Wszyscy szykowali się do naprawdę ważnego dnia. Miał być ślub i wesele, i to nie byle jakie, bo zorganizowane przez Greer Garrison, a ona naprawdę wie jak zaplanować eleganckie i wyrafinowane przyjęcie. Miał to być najszczęśliwszy dzień Celeste i Benjiego. Weekend w gronie rodziny i przyjaciół na wyspie Nantucket w pięknej posiadłości. Wszystko dopięte na ostatni guzik. Co może pójść nie tak? Trup znaleziony na brzegu oceanu.

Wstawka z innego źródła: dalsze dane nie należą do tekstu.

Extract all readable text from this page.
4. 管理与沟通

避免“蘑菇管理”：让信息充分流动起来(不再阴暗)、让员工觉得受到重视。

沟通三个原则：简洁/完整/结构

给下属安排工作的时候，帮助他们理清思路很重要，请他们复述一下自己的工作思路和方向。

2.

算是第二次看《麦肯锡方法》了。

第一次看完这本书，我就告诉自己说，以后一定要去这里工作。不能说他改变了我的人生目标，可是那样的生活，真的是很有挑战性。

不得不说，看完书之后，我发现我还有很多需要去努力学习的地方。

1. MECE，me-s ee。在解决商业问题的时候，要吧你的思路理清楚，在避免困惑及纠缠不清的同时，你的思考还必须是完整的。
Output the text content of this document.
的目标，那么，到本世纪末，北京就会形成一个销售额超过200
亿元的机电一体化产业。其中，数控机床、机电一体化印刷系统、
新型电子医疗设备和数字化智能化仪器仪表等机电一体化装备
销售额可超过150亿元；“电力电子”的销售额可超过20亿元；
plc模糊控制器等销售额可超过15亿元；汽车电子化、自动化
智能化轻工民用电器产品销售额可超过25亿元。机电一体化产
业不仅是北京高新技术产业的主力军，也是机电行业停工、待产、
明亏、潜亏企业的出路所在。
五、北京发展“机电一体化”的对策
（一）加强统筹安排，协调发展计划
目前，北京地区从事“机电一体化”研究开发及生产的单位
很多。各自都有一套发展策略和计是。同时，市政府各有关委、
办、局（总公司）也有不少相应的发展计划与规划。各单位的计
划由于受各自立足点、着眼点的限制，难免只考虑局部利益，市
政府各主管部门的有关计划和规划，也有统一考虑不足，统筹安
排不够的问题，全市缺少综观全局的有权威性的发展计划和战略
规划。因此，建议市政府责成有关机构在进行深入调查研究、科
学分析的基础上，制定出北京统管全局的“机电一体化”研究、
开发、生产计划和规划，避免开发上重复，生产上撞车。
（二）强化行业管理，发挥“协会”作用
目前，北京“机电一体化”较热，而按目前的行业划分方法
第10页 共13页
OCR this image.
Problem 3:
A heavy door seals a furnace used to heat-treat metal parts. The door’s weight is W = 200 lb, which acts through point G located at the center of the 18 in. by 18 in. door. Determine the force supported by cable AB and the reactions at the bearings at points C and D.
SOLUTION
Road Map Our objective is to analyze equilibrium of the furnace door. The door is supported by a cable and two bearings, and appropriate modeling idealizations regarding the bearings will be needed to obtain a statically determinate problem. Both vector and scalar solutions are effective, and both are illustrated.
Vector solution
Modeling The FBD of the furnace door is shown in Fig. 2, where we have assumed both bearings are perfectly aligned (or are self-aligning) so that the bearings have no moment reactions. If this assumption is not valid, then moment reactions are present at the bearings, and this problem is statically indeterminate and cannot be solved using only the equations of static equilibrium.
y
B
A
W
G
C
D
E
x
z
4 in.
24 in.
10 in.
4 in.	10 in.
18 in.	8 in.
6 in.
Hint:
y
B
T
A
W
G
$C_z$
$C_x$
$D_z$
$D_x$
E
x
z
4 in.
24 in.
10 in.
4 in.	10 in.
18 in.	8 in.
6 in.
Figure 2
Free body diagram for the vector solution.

Świadkowa panny młodej nie żyje! Celeste roztrzęsiona trafia do szpitala, a komendant policji rozpoczyna dochodzenie. Trzeba przesłuchać całą rodzinę. Czy był to wypadek czy morderstwo? Z każdą kolejną przesłuchaną osobą sprawa gmatwa się coraz bardziej i nic nie jest już tak oczywiste jak mogło by się Komendantowi wydawać. Okazuje się, że rodzina Winburych skrywa wiele tajemnic, a intryga goni intrygę. Czy uda im się ustalić co stało się z Merritt Monaco? Czy tego dnia który miał być szczęśliwy i radosny, wyjdą na jaw sprawy, które skomplikują niejedno życie?
Bardzo ciekawe połączenie wątków romantycznych i kryminalnych. Zróżnicowani bohaterowie i skomplikowane relacje, które wciągają nas w fabułę książki. Od pierwszych stron właściwie wyczuwa się tą dozę tajemniczości i chce się czytać dalej by poznać wszystkie sekrety bohaterów, których jest nie mało i są ze sobą powiązane. Autorka prowadzi nas przez teraźniejsze wydarzenia, co chwila w ciekawy sposób wracając do wydarzeń sprzed miesięcy czy tyg...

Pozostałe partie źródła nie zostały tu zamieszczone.